Launch 7-Zip and check your current version via "Help" → "About 7-Zip" in the menu
If it is 26.00 or older, get the 26.01-or-later installer from the official download page and install it over the top
Always download from the official site (7-zip.org); avoid search ads, unfamiliar mirrors, and bundle/aggregator sites
If you use p7zip on Linux/macOS or software that bundles 7-Zip's code, check those distributors' update notices too
Do not overlook 7-Zip running in out-of-sight places — servers, NAS boxes, and shared office machines

If you cannot update right away, the interim stopgap is to strictly not open archives from untrusted senders with an old 7-Zip. Because this attack hinges on "opening a crafted file," simply not extracting unexpected attachments or pirated/suspicious downloads cuts the risk substantially. As noted above, do not let your guard down just because the extension is .zip or .rar.

If you manage PCs at a company, the surest move is to inventory the deployed 7-Zip versions and roll out the update to 26.01 or later in one go. Outlets have published concrete steps for checking and updating, which you can also use to brief your organization.

FAQ

Q. How do I check whether my 7-Zip is affected?

Launch 7-Zip and open "Help" → "About 7-Zip" from the menu. If the version shown is 26.00 or older, you are affected. If it is 26.01 or later, it is fixed and no action is needed. This screen also tells you the version if you were unsure.

Q. Is it dangerous just to open an archive I made myself or one from a trusted sender?

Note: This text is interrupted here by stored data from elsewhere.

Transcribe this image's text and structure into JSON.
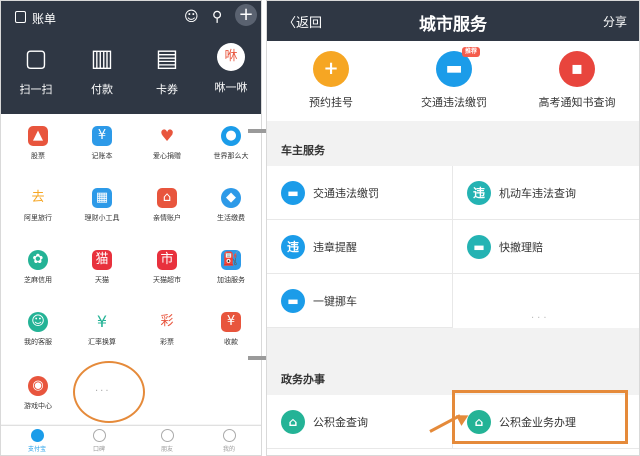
{
  "left": {
    "header": {
      "title": "账单",
      "icons": [
        "contacts-icon",
        "search-icon",
        "plus-icon"
      ]
    },
    "quick": [
      {
        "label": "扫一扫",
        "icon": "scan-icon"
      },
      {
        "label": "付款",
        "icon": "barcode-icon"
      },
      {
        "label": "卡券",
        "icon": "card-icon"
      },
      {
        "label": "咻一咻",
        "icon": "xiu-icon"
      }
    ],
    "grid": [
      {
        "label": "股票",
        "color": "#e8553d",
        "glyph": "▲"
      },
      {
        "label": "记账本",
        "color": "#2d9ae8",
        "glyph": "¥"
      },
      {
        "label": "爱心捐赠",
        "color": "#e8553d",
        "glyph": "♥"
      },
      {
        "label": "世界那么大",
        "color": "#1b9ce9",
        "glyph": "●"
      },
      {
        "label": "阿里旅行",
        "color": "#f6a623",
        "glyph": "去"
      },
      {
        "label": "理财小工具",
        "color": "#2d9ae8",
        "glyph": "▦"
      },
      {
        "label": "亲情账户",
        "color": "#e8553d",
        "glyph": "⌂"
      },
      {
        "label": "生活缴费",
        "color": "#2d9ae8",
        "glyph": "◆"
      },
      {
        "label": "芝麻信用",
        "color": "#24b396",
        "glyph": "✿"
      },
      {
        "label": "天猫",
        "color": "#e8313d",
        "glyph": "猫"
      },
      {
        "label": "天猫超市",
        "color": "#e8313d",
        "glyph": "市"
      },
      {
        "label": "加油服务",
        "color": "#2d9ae8",
        "glyph": "⛽"
      },
      {
        "label": "我的客服",
        "color": "#24b396",
        "glyph": "☺"
      },
      {
        "label": "汇率换算",
        "color": "#24b396",
        "glyph": "¥"
      },
      {
        "label": "彩票",
        "color": "#e8553d",
        "glyph": "彩"
      },
      {
        "label": "收款",
        "color": "#e8553d",
        "glyph": "¥"
      },
      {
        "label": "游戏中心",
        "color": "#e8553d",
        "glyph": "◉"
      }
    ],
    "tabs": [
      {
        "label": "支付宝",
        "active": true
      },
      {
        "label": "口碑",
        "active": false
      },
      {
        "label": "朋友",
        "active": false
      },
      {
        "label": "我的",
        "active": false
      }
    ]
  },
  "right": {
    "nav": {
      "back": "返回",
      "title": "城市服务",
      "share": "分享"
    },
    "top": [
      {
        "label": "预约挂号",
        "color": "#f6a623",
        "glyph": "+"
      },
      {
        "label": "交通违法缴罚",
        "color": "#1b9ce9",
        "glyph": "▬",
        "badge": "推荐"
      },
      {
        "label": "高考通知书查询",
        "color": "#e8453d",
        "glyph": "▪"
      }
    ],
    "section1": "车主服务",
    "car_items": [
      {
        "label": "交通违法缴罚",
        "color": "#1b9ce9",
        "glyph": "▬"
      },
      {
        "label": "机动车违法查询",
        "color": "#24b3b3",
        "glyph": "违"
      },
      {
        "label": "违章提醒",
        "color": "#1b9ce9",
        "glyph": "违"
      },
      {
        "label": "快撤理赔",
        "color": "#24b3b3",
        "glyph": "▬"
      },
      {
        "label": "一键挪车",
        "color": "#1b9ce9",
        "glyph": "▬"
      }
    ],
    "section2": "政务办事",
    "gov_items": [
      {
        "label": "公积金查询",
        "color": "#24b396",
        "glyph": "⌂"
      },
      {
        "label": "公积金业务办理",
        "color": "#24b396",
        "glyph": "⌂"
      }
    ]
  },
  "colors": {
    "dark_header": "#2f3744",
    "annotation": "#e58a3a",
    "accent": "#1b9ce9"
  }
}
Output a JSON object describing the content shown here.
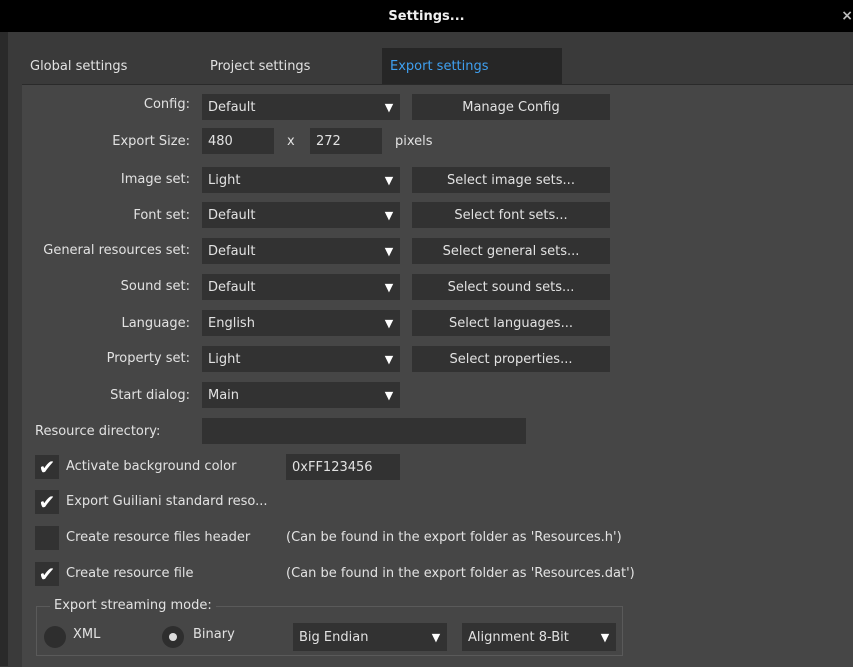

No. This flaw only triggers when you open a file an attacker crafted specifically to exploit it. It does not happen with the legitimate archives you exchange day to day. However, attackers can disguise the extension as .zip or .rar, so you cannot judge "it's safe because the extension looks normal." It is safest not to open files from untrusted senders with an old version.

Q. Is it already being used in attacks?

As of June 6, 2026, it is not listed in the U.S. CISA KEV catalog, and there is no confirmed report of real-world exploitation. That said, proof-of-concept (PoC) code reproducing the attack was published on May 22, 2026, and is available to anyone. It is worth updating before widespread abuse begins.

Q. Do Windows Explorer, WinRAR, or other extractors have the same problem?

This flaw is specific to 7-Zip and does not directly apply to Windows' built-in features or other vendors' extraction tools. However, software that bundles 7-Zip's code internally (such as p7zip on Linux/macOS) may carry the same issue. If you use those, check their distributors' update information.

Conclusion

CVE-2026-48095 is a serious flaw in 7-Zip 26.00 and earlier, the staple compression and extraction tool. When an attacker-crafted file is opened, a memory miscalculation causes a heap buffer overflow that can ultimately run arbitrary code on that computer. The fact that it can trigger via a file disguised with a .zip or .rar extension — not just an NTFS-image extension — is what makes the damage easy to spread.

The fixed version, 26.01, is already out. Because 7-Zip has no auto-update, users must check their version themselves and update to the latest from the official site. As of June 6, 2026, no widespread abuse has been confirmed, but the proof-of-concept code is public. The longer you have left an old version installed, the more worthwhile it is to open "Help → About 7-Zip" now and check.